Frequently eating a high calorie diet, or a diet which is high in fats, reduces the brain’s ability to regulate calorie intake – driving overeating habits
The brain’s role in eating is important, and its complex mechanisms can often lead to overeating – fuelling behaviours which lead to weight gain and obesity. By better understanding our brain’s pathways, and its responses to high calorie diets, we could help develop solutions to treat these unhealthy habits.
Obesity is a rising global public health concern as it is associated with an increased risk of cardiovascular diseases and type 2 diabetes. In England alone, 63% of adults are considered above a healthy weight and around half of these are living with obesity.
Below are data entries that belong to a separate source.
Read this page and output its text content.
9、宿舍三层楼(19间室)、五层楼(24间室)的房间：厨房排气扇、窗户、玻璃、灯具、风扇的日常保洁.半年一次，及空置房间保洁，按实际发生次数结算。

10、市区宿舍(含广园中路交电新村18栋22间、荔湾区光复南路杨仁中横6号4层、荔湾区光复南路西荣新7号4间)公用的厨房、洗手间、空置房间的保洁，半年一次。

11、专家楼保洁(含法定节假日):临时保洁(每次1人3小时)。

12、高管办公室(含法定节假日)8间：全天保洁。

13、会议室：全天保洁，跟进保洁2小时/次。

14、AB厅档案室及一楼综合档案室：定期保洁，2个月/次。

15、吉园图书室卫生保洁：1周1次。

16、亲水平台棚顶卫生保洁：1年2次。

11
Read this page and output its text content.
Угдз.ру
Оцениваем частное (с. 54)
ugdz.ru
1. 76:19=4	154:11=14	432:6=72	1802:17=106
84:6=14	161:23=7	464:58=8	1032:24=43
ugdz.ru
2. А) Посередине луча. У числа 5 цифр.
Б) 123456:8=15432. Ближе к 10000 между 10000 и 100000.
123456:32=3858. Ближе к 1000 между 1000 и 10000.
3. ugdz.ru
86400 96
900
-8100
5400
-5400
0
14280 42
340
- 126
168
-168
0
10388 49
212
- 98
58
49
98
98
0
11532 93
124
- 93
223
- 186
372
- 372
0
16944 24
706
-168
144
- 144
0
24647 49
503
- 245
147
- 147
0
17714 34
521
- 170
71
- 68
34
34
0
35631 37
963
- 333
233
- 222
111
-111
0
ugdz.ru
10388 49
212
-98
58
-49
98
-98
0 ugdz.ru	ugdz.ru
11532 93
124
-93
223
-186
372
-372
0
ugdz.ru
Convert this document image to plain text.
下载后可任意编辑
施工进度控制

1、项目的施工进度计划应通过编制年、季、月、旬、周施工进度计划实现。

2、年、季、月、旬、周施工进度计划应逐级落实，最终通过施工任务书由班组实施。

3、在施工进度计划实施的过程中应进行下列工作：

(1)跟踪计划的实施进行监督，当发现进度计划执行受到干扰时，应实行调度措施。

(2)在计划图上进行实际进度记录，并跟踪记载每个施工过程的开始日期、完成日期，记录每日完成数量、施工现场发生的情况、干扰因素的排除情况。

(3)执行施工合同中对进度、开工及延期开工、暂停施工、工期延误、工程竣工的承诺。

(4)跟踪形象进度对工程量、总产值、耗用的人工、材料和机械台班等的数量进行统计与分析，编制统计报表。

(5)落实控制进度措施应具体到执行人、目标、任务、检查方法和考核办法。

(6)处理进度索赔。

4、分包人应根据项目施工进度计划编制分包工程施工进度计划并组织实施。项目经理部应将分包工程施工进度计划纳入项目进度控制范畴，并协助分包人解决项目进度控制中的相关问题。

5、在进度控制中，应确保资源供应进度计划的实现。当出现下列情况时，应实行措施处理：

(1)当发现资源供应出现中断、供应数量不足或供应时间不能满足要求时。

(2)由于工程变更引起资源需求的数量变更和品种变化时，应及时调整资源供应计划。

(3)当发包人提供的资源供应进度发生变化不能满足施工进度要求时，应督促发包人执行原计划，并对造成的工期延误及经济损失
This could be directly affected by people’s ability to regulate their diets due to brain signalling from high fat food intake.
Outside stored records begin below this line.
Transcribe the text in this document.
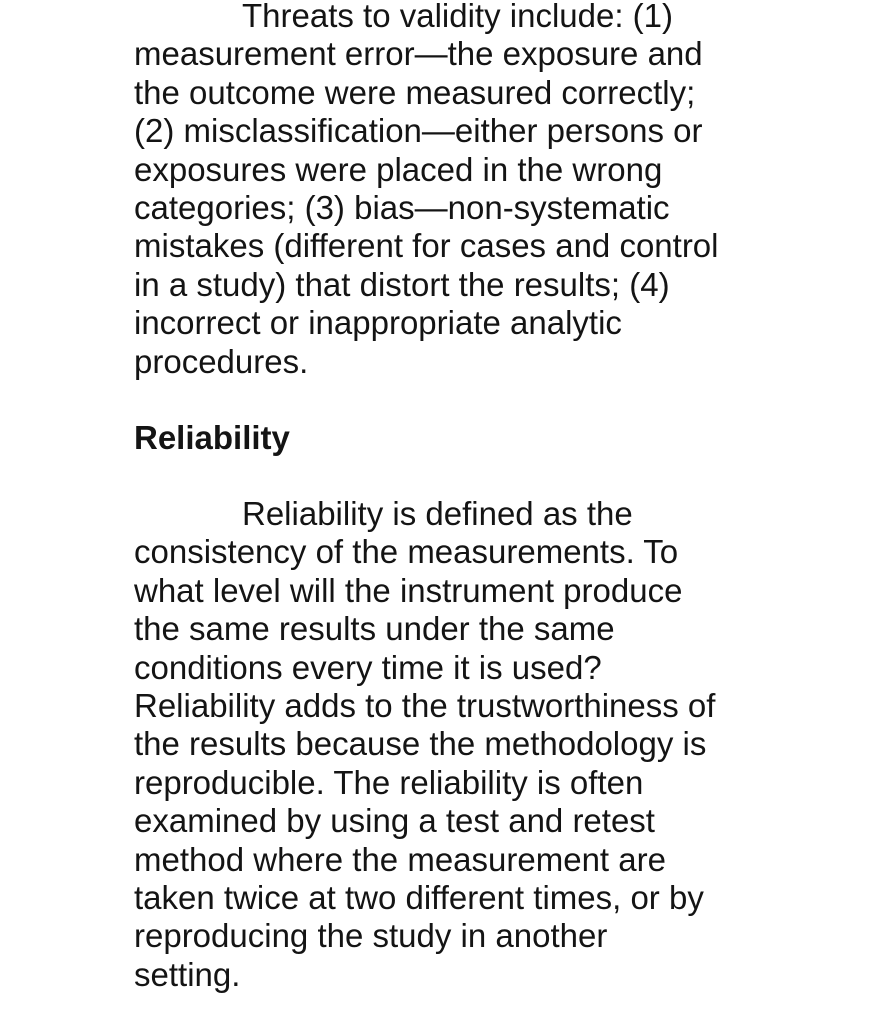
Threats to validity include: (1)
measurement error—the exposure and
the outcome were measured correctly;
(2) misclassification—either persons or
exposures were placed in the wrong
categories; (3) bias—non-systematic
mistakes (different for cases and control
in a study) that distort the results; (4)
incorrect or inappropriate analytic
procedures.

Reliability

Reliability is defined as the
consistency of the measurements. To
what level will the instrument produce
the same results under the same
conditions every time it is used?
Reliability adds to the trustworthiness of
the results because the methodology is
reproducible. The reliability is often
examined by using a test and retest
method where the measurement are
taken twice at two different times, or by
reproducing the study in another
setting.
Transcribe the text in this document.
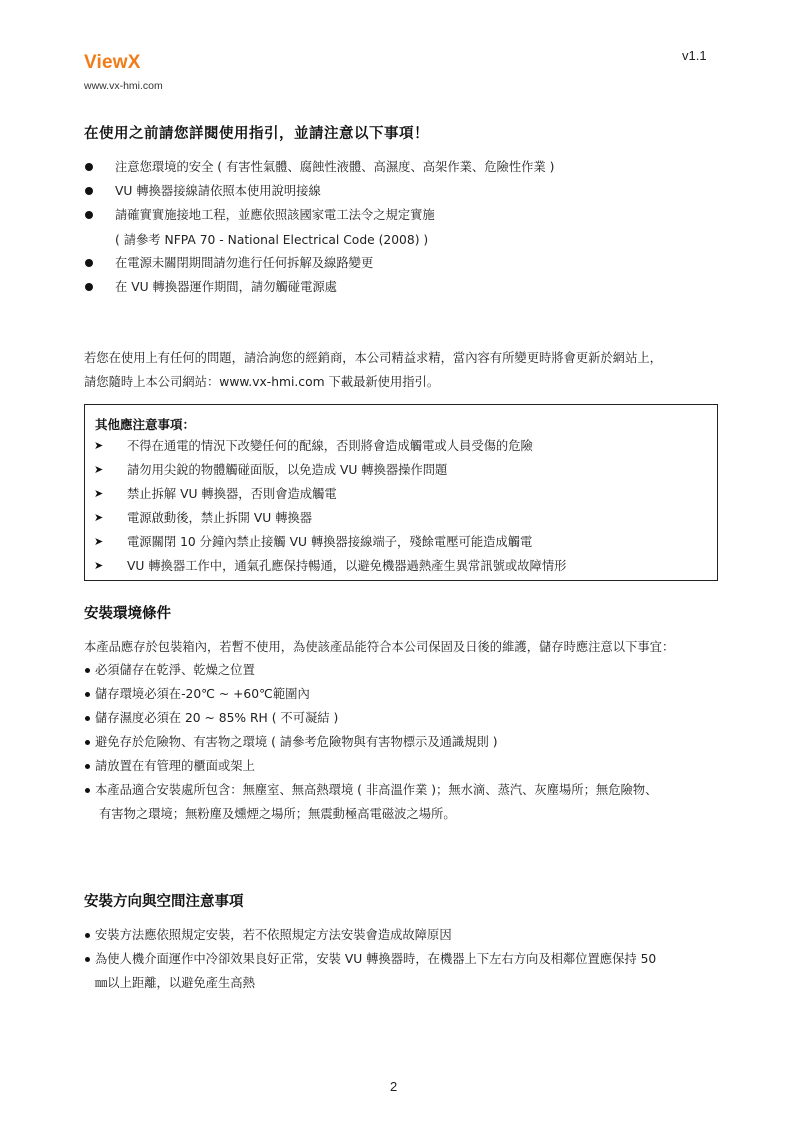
ViewX
www.vx-hmi.com
v1.1
在使用之前請您詳閱使用指引，並請注意以下事項！
注意您環境的安全 ( 有害性氣體、腐蝕性液體、高濕度、高架作業、危險性作業 )
VU 轉換器接線請依照本使用說明接線
請確實實施接地工程，並應依照該國家電工法令之規定實施
( 請參考 NFPA 70 - National Electrical Code (2008) )
在電源未關閉期間請勿進行任何拆解及線路變更
在 VU 轉換器運作期間，請勿觸碰電源處
若您在使用上有任何的問題，請洽詢您的經銷商，本公司精益求精，當內容有所變更時將會更新於網站上，
請您隨時上本公司網站：www.vx-hmi.com 下載最新使用指引。
其他應注意事項：
➤ 不得在通電的情況下改變任何的配線，否則將會造成觸電或人員受傷的危險
➤ 請勿用尖銳的物體觸碰面版，以免造成 VU 轉換器操作問題
➤ 禁止拆解 VU 轉換器，否則會造成觸電
➤ 電源啟動後，禁止拆開 VU 轉換器
➤ 電源關閉 10 分鐘內禁止接觸 VU 轉換器接線端子，殘餘電壓可能造成觸電
➤ VU 轉換器工作中，通氣孔應保持暢通，以避免機器過熱產生異常訊號或故障情形
安裝環境條件
本產品應存於包裝箱內，若暫不使用，為使該產品能符合本公司保固及日後的維護，儲存時應注意以下事宜：
必須儲存在乾淨、乾燥之位置
儲存環境必須在-20℃ ~ +60℃範圍內
儲存濕度必須在 20 ~ 85% RH ( 不可凝結 )
避免存於危險物、有害物之環境 ( 請參考危險物與有害物標示及通識規則 )
請放置在有管理的櫃面或架上
本產品適合安裝處所包含：無塵室、無高熱環境 ( 非高溫作業 )；無水滴、蒸汽、灰塵場所；無危險物、
有害物之環境；無粉塵及燻煙之場所；無震動極高電磁波之場所。
安裝方向與空間注意事項
安裝方法應依照規定安裝，若不依照規定方法安裝會造成故障原因
為使人機介面運作中冷卻效果良好正常，安裝 VU 轉換器時，在機器上下左右方向及相鄰位置應保持 50
㎜以上距離，以避免產生高熱
2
One in three children leaving primary school are overweight or obese
High fat diets affect the signalling pathway
New research based on rats in The Journal of Physiology has recognised that after short periods of being fed a high-fat, or high calorie diet, the brain adapts to react to what is being ingested and reduces the amount of food eaten to balance calorie intake.
This is because calorie intake is regulated in the short term by cells called astrocytes, which are large star-shaped cells in the brain that regulate many different functions of neurons in the brain.
Astrocytes initially react when high fat/high calorie food is ingested. Their activation triggers the release of gliotransmitters, chemicals (including glutamate and ATP) that excite nerve cells and enable normal signalling pathways to stimulate neurons that control how the stomach works.
These astrocytes control the signalling pathway between the brain and the gut, so continuous eating of a high fat/calorie diet disrupts this signalling pathway.
Dr Kirsteen Browning, Penn State College of Medicine, US, said: “Calorie intake seems to be regulated in the short-term by astrocytes. We found that a brief exposure (three to five days) of high fat/calorie diet has the greatest effect on astrocytes, triggering the normal signalling pathway to control the stomach. Over time, astrocytes seem to desensitise to the high fat food.
Around 10-14 days of eating a high calorie diet the brain’s ability to regulate calorie intake seems to be lost
“Around 10-14 days of eating high fat/calorie diet, astrocytes seem to fail to react and the brain’s ability to regulate calorie intake seems to be lost. This disrupts the signalling to the stomach and delays how it empties.”
The decrease in signalling chemicals leads to a delay in digestion
The signalling ensures the stomach contracts correctly to fill and empty in response to food passing through the digestive system, but when astrocytes are inhibited, the cascade is disrupted.
The decrease in signalling chemicals leads to a delay in digestion because the stomach doesn’t fill and empty appropriately, leading to increased hunger and a lack of fulfilment after eating.
Combined with pharmacological and specialist genetic approaches (both in vivo and in vitro) to target distinct neural circuits, the researchers identified specifically inhibited astrocytes in a particular region of the brainstem (the posterior part of the brain that connects the brain to the spinal cord), so they could assess how individual neurons behaved to studying rats’ behaviour when awake.
Human studies will need to be carried out to confirm if the same mechanism occurs in humans – the researchers have already developed plans to further explore the mechanism.
This research could lead to interventions to help restore calorie regulation in humans
Dr Kirsteen Browning said: “We have yet to find out whether the loss of astrocyte activity and the signalling mechanism is the cause of overeating or that it occurs in response to the overeating.
“We are eager to find out whether it is possible to reactivate the brain’s apparent lost ability to regulate calorie intake. If this is the case, it could lead to interventions to help restore calorie regulation in humans.”